Picks: Stray From The Path, The Movielife, Cradle Of Filth

With apologies for a couple of weeks off the grid, Picks is back. We’re being thrown great records left, right and centre at the moment, so we’re going to begin with one that’s been around for a few weeks before delving into a couple that are barely out of the plant.

Stray From The Path
Only Death Is Real
Sumerian Records
[Spotify]

It’s no surprise that Stray From The Path’s eighth album is a rager. From the very first drop in ‘The Opening Move’ to the march of the final moments of the title track, Only Death Is Real is a vituperative outburst of political fury. It’s brimming with bounce, and all the usual SFTP rap-metal groove and flow is present and correct. The stand-out track is ‘Goodnight Alt-Right’, a thinly-veiled celebration of the noble sport of Nazi punching. Someone had to say it, and Stray From The Path are masters of saying what needs to be said.
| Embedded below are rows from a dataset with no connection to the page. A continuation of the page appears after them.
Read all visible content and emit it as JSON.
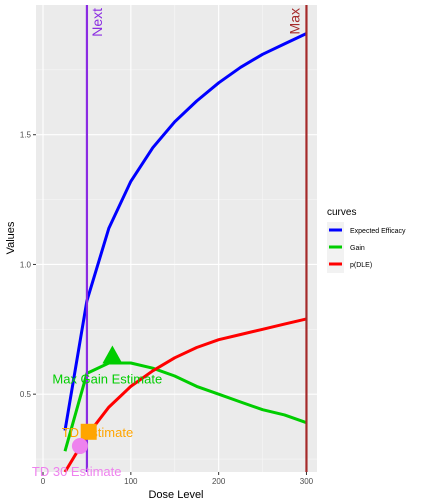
{
  "chart_data": {
    "type": "line",
    "xlabel": "Dose Level",
    "ylabel": "Values",
    "xlim": [
      -8,
      312
    ],
    "ylim": [
      0.2,
      2.0
    ],
    "x_ticks": [
      0,
      100,
      200,
      300
    ],
    "x_tick_labels": [
      "0",
      "100",
      "200",
      "300"
    ],
    "y_ticks": [
      0.5,
      1.0,
      1.5
    ],
    "y_tick_labels": [
      "0.5",
      "1.0",
      "1.5"
    ],
    "grid": true,
    "legend": {
      "title": "curves",
      "position": "right",
      "entries": [
        {
          "label": "Expected Efficacy",
          "color": "#0000ff"
        },
        {
          "label": "Gain",
          "color": "#00cd00"
        },
        {
          "label": "p(DLE)",
          "color": "#ff0000"
        }
      ]
    },
    "series": [
      {
        "name": "Expected Efficacy",
        "color": "#0000ff",
        "x": [
          25,
          50,
          75,
          100,
          125,
          150,
          175,
          200,
          225,
          250,
          275,
          300
        ],
        "y": [
          0.36,
          0.86,
          1.14,
          1.32,
          1.45,
          1.55,
          1.63,
          1.7,
          1.76,
          1.81,
          1.85,
          1.89
        ]
      },
      {
        "name": "Gain",
        "color": "#00cd00",
        "x": [
          25,
          50,
          75,
          100,
          125,
          150,
          175,
          200,
          225,
          250,
          275,
          300
        ],
        "y": [
          0.28,
          0.58,
          0.62,
          0.62,
          0.6,
          0.57,
          0.53,
          0.5,
          0.47,
          0.44,
          0.42,
          0.39
        ]
      },
      {
        "name": "p(DLE)",
        "color": "#ff0000",
        "x": [
          25,
          50,
          75,
          100,
          125,
          150,
          175,
          200,
          225,
          250,
          275,
          300
        ],
        "y": [
          0.2,
          0.34,
          0.45,
          0.53,
          0.59,
          0.64,
          0.68,
          0.71,
          0.73,
          0.75,
          0.77,
          0.79
        ]
      }
    ],
    "vlines": [
      {
        "label": "Next",
        "x": 50,
        "color": "#8a2be2"
      },
      {
        "label": "Max",
        "x": 300,
        "color": "#a52a2a"
      }
    ],
    "markers": [
      {
        "label": "Max Gain Estimate",
        "x": 79,
        "y": 0.645,
        "shape": "triangle",
        "color": "#00cd00"
      },
      {
        "label": "TD   Estimate",
        "x": 52,
        "y": 0.355,
        "shape": "square",
        "color": "#ffa500"
      },
      {
        "label": "TD 30 Estimate",
        "x": 42,
        "y": 0.3,
        "shape": "circle",
        "color": "#ee82ee"
      }
    ]
  }
}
I seem to be in the minority in preferring Subliminal Criminals, but this is a worthy follow-up.

The Movielife
Cities In Search Of A Heart
Rise Records
[Spotify]

Despite their tumultuous history there’s something different about The Movielife. Like so many of those classic Drive-Thru bands, they’ve got more going on vocally and melodically than other emo-infused pop-punk bands. Their first album came out in 1999 but Cities In Search Of A Heart is only the fourth, marking their full-length return after 14 years. It’s a solid addition. ‘Ski Mask’ and ‘Mercy Is Asleep At The Wheel’ form a decent opening pair, while ‘Sister Saint Monica’ is full of early-2000s hooks. It might not win any awards, but a new album from The Movielife? Always welcome.

Cradle Of Filth
Cryptoriana – The Seductiveness Of Decay
Nuclear Blast Records
[Spotify]

You know what you’re going to get from Cradle Of Filth these days. As a label-mate of their Nuclear Blast debut, Hammer Of The Witches, their twelfth album is well suited. Cryptoriana – The Seductiveness Of Decay is typically overblown and melodramatic, aggressive and symphonic, ludicrous and credible. Dani Filth’s maniacal vocal is reassuringly familiar, and there’s some terrific lead guitar weaving through the assorted strings and keys and organs and choirs of Cradle’s theatrical side. ‘The Night At Catafalque Manor’ is just one example of their thrashy edge, and a highlight because of it.